Bouvet Watch: Keeping Watch on 20 and 40M

It just so happens that after what seemed like a very weak 20M today, as we progressed to the later afternoon, the South American stations came to life. This would be a few hours past their sunset, and the one station of most interest was in Rosario, Argentina, which is exactly the same path as Bouvet will be. The station I worked was S9 +10 and stayed that way for an hour. At the bottom of a cycle – the N – S path is your best bet, especially non polar, which Bouvet will be for the West Coast. Now – from the West Coast, its also a water path. It won’t be open as long as to the East Coast US or EU and AF, but it will offer something decent.

The prediction was quite a bit below actual – and if you asked me about 20M conditions even 2 hours earlier – I would have said – forget it – we are at the bottom of the cycle . . . heh heh

If Bouvet were on right now – it would be pretty grim. The chart shows ZERO possibility at 2200z, but 0900z there would be an opening, but right now would be the middle of Bouvet’s Winter, so they wouldn’t go there now anyway.

BUT, the station I worked in LU is 2/3rds of the way to Bouvet, meaning I probably could work Bouvet today with full power and my 2 element home brewed yagi, but it would be like when I worked BS7H. Crummy summer conditions.

Now – look what happens just past the Autumnal Equinox – things really perk up. This is the point of this post – DON’T JUDGE CONDITIONS FOR BOUVET BY WHAT IS GOING ON RIGHT NOW. We are at a really crappy part of the year – even Field Day has crappy local conditions just about every year. Its funny – but conditions on all bands in the northern hemisphere seem to get better toward the end of July every year. (except the peak of a cycle maybe – like when I worked Turkmenistan on 20M – hi hi). But this coming October would be about the “last best” time for Bouvet – there could be openings from 160 – 10M, although I would bet mostly on 80 – 15M.

Now – look at what VOACAP Online says about next January – 20M will be fine, and I fully expect 30, 40 and 80M to be fine. 15 and 17M will be OK too – its not quite as good as October, but workable anyway. I fully expect this to be a lot like 3Y0X was in 2006 – maybe just a bit harder since 3Y0X was almost directly south of me and a full water path – 3Y0X was VERY easy to work, and conditions then:

Conditions for 3Y0X were a little better than they will be for 3Y0Z. Anyway back to the path to 3Y . .

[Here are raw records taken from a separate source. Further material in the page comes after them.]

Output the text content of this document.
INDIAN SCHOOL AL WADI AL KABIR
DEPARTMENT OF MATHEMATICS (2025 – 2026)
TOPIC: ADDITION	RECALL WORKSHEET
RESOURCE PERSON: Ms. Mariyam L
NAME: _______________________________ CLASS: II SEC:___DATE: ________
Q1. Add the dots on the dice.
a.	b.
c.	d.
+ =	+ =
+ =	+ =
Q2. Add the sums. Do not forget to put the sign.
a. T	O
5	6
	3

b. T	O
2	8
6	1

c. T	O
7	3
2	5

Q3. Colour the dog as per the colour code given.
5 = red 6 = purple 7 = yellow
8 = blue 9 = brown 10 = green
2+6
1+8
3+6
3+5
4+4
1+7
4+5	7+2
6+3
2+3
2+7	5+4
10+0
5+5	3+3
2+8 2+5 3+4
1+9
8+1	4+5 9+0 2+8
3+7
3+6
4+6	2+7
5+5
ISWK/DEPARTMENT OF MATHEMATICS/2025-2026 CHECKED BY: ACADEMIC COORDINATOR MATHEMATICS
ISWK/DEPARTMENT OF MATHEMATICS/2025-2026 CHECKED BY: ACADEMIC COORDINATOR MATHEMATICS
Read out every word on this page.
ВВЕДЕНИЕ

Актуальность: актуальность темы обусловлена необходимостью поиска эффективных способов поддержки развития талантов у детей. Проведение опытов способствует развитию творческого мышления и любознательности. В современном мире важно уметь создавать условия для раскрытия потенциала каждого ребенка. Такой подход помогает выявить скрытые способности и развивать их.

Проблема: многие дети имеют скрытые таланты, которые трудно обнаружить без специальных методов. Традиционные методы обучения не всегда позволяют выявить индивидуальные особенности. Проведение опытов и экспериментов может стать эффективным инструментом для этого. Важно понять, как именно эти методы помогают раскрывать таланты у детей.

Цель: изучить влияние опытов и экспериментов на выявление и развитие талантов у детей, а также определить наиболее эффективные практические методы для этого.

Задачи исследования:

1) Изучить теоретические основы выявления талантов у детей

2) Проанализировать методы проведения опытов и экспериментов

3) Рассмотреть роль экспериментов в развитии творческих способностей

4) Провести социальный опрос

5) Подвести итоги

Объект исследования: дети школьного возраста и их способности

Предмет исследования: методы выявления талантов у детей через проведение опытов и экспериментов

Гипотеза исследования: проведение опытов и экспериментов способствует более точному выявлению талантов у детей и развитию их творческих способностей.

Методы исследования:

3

L20F at 0330z on 40M – S9 +20

Well, that says it all – this path during the late afternoon on 20 and early evening on 40M is bone crushing. Since its 2/3rds of the way to Bouvet, me thinks at the right time it will be a done deal – even with these awful bottom of the cycle scraping conditions. I’m guessing if L20F was > S9 on 20 and 40M today that 3Y would be very workable – perhaps between S7 – 9. If the Bouvet team were on that little beach in the NW part of the island the US West Coast would get a leg up on EU especially, maybe even US East Coast. 3Y0Z, on Slakhallet would mean that the US will need higher angle DX, and that’s fine because the openings will be near our sunset with enhancement at higher angles. I talked to Ralph, K0IR, and he said he fully understands this situation, so I do expect that 3Y0Z will be looking for West Coast at what will be a critical time – and will work all of the West Coast by explicitly asking for West Coast. 3Y0X was so strong for so many hours on the West Coast that nothing special was needed – I do think a little more attention will be needed from 3Y0Z.

In fact, the entire reason I am doing my summer project is because I am so sure that 160 – 15M will be where its at. I will make sure I have antennas that cover these bands with gain or great pattern – will you?

I actually expect this 3Y0Z expedition to be similar to 3Y0X – which happened just before the bottom of the last cycle – with very similar conditions.

And for all my worry – I am feeling like we will do just fine and this will be an epic activation of Bouvet.